Но я устал, глаза мои мутятся, рука дрожит, и свой прообраз я вижу в тех стариках Гомера, которые по слабости держались вдалеке от боя, сидя на валах, и стрекотали, подобно кузнечикам в траве.

Так протекали мои мысли, когда трое молодых людей шумно уселись по соседству от меня. Не знаю, приехал ли каждый из них в трех лодках, как обезьяна в басне Лафонтена, но верно то, что втроем они заняли двенадцать стульев. Я с удовольствием их наблюдал, – не потому, чтобы они собою представляли нечто выходящее из ряда вон, но в них я увидал то честное и жизнерадостное выраженье, какое присуще юности. То были студенты. В этом я убедился не столько по книгам в их руках, сколько по самому характеру их облика. Ибо все, кто занимается умственным трудом, узнают друг друга с первого же взгляда по какому-то признаку, общему им всем. Я очень люблю молодежь, и эти юноши мне нравились, несмотря на некоторые вызывающие и диковатые манеры, поразительно напоминавшие мне время моего ученья. Они, однако, не носили, как мы, длинных волос, ниспадавших на бархатные куртки; не разгуливали, как мы, с изображеньем черепа; не восклицали, как мы: «Проклятие и ад!» Прилично одетые, они не делали заимствований в Средних веках ни для костюма, ни для речи. Следует добавить, что они не оставляли без внимания проходивших по террасе женщин и некоторым из них давали оценку в довольно ярких выражениях. Однако их суждения на эту тему не заходили так далеко, чтобы я был вынужден покинуть свое место. Впрочем, когда молодежь прилежна к занятиям, я не сержусь на ее шалости.

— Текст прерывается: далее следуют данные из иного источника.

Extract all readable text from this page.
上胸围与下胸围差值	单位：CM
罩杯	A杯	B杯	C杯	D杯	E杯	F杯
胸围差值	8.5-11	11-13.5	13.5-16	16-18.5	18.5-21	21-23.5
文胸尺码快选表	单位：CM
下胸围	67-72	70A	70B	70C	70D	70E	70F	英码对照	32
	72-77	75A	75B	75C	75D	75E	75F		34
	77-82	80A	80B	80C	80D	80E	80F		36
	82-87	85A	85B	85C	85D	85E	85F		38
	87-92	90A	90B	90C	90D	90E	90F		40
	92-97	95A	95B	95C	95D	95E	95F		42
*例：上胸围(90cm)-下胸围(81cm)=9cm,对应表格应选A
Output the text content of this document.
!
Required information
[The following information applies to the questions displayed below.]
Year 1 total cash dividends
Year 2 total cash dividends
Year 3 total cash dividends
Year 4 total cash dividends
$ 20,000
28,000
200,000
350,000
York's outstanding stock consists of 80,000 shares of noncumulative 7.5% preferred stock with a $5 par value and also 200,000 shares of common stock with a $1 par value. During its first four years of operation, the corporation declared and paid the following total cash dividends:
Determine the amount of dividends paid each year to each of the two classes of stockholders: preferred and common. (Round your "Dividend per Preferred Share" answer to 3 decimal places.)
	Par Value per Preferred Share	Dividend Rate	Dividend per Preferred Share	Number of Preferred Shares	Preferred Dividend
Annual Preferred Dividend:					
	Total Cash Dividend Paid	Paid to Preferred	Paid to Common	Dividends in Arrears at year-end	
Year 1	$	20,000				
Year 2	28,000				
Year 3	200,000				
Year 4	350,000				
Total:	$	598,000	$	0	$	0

Один из них отпустил какую-то вольную шутку.

– Что это значит? – воскликнул с легким гасконским выговором самый низенький и самый черный из троих. – Это нам, физиологам, пристало заниматься живой материей. А вы, Жели, как все ваши собратья, архивисты-палеографы, живете только в прошлом, ну и занимайтесь вашими современницами – вот этими каменными женщинами!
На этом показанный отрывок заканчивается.